If I receive enough requests I will try to make both of the above available.
AI Class introduction.
A very quick informal discussion of the different kinds of AI research motivations out there
What is a search algorithm?
What job does it do and where can it be applied?
We introduce various flavors of Breadth First Search and Depth First search and then looks at alternatives and improvements that include Iterative Deepening and Bidirectional Search.
Then we look with furrowed brow at an idea called Best First Search.
This will be our first view of a search algorithm that is able to exploit a heuristic function.
A-star Heuristic Search.
The classic algorithm for finding shortests paths given an admissible heuristic.
We'll deal with the notion of admissibility (summary: admissible = optimistic).
We show how you can prove properties of A*.
We'll also briefly discuss IDA* (iterative deepening A*).
Constraint Satisfaction Algorithms, with applications in Computer Vision and Scheduling.
The tutorial teaches concepts from the AI literature on Constraint Satisfaction.
Accompanying animations are in http://www.cs.cmu.edu/~awm/animations/constraint.
This is a special case of uninformed search in which we want to find a solution configuration for some set of variables that satisfies a set of constraints.
Example problems including graph coloring, 8-queens, magic squares, the Waltz algorithm for interpreting line drawings, many kinds of scheduling and most important of all, the deduction phase of minesweeper.

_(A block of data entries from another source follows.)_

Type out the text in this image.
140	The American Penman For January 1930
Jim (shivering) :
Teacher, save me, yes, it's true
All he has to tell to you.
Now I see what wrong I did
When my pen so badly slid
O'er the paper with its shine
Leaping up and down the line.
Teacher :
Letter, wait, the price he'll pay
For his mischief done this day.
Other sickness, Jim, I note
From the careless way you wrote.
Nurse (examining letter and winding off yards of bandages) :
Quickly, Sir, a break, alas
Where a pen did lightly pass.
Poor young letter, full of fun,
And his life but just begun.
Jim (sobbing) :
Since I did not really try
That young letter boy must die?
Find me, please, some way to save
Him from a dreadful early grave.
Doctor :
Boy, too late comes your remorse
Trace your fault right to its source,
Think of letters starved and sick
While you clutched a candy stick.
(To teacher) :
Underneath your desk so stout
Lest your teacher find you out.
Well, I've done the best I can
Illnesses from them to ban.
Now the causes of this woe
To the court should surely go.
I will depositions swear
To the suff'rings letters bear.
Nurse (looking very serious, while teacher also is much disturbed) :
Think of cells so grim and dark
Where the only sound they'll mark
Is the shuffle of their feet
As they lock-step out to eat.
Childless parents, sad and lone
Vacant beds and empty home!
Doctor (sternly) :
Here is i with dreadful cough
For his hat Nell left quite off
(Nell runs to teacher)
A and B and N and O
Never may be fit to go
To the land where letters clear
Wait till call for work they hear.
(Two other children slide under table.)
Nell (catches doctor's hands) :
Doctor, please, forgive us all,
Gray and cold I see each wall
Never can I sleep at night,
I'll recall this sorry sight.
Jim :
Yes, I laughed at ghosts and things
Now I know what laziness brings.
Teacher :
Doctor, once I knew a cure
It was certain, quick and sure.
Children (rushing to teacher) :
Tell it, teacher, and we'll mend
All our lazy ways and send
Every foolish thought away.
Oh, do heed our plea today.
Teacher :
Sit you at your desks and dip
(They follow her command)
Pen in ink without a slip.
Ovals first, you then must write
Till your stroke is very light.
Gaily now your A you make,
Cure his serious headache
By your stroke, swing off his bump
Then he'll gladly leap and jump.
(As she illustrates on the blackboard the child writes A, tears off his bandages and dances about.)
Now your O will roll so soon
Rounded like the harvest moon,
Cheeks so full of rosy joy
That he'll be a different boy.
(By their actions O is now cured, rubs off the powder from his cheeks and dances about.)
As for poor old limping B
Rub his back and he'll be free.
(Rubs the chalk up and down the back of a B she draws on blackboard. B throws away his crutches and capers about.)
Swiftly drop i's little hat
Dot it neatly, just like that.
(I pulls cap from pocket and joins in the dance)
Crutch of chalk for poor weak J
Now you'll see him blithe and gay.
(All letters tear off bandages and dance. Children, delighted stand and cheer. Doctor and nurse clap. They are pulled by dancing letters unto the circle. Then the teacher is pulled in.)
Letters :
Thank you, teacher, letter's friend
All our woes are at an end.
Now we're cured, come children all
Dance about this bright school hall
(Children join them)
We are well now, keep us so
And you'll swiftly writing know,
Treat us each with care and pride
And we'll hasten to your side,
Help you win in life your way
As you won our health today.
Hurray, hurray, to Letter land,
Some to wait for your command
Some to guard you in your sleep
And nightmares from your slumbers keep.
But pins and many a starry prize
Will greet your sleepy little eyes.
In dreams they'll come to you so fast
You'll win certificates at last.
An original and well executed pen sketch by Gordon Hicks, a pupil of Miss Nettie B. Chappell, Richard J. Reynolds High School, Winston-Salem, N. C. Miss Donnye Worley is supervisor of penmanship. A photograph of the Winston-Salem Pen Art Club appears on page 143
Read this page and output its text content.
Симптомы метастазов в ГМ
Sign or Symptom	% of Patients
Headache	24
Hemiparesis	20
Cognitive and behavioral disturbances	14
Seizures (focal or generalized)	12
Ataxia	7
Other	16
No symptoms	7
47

The algorithms we'll look at include backtracking search, forward checking search and constraint propagation search.
We'll also look at general-purpose heuristics for additional search accelerations.
Robot Motion Planning.
We review some algorithms for clever path planning once we arrive in real-valued continuous space instead of the safe and warm discrete space we've been sheltering in so far.
We look at configuration spaces, visibility graphs, cell-decomposition, voronoi-based planning and potential field methods.
Unfortunately some of the figures are missing from the PDF version.
HillClimbing, Simulated Annealing and Genetic Algorithms.
Some very useful algorithms, to be used only in case of emergency.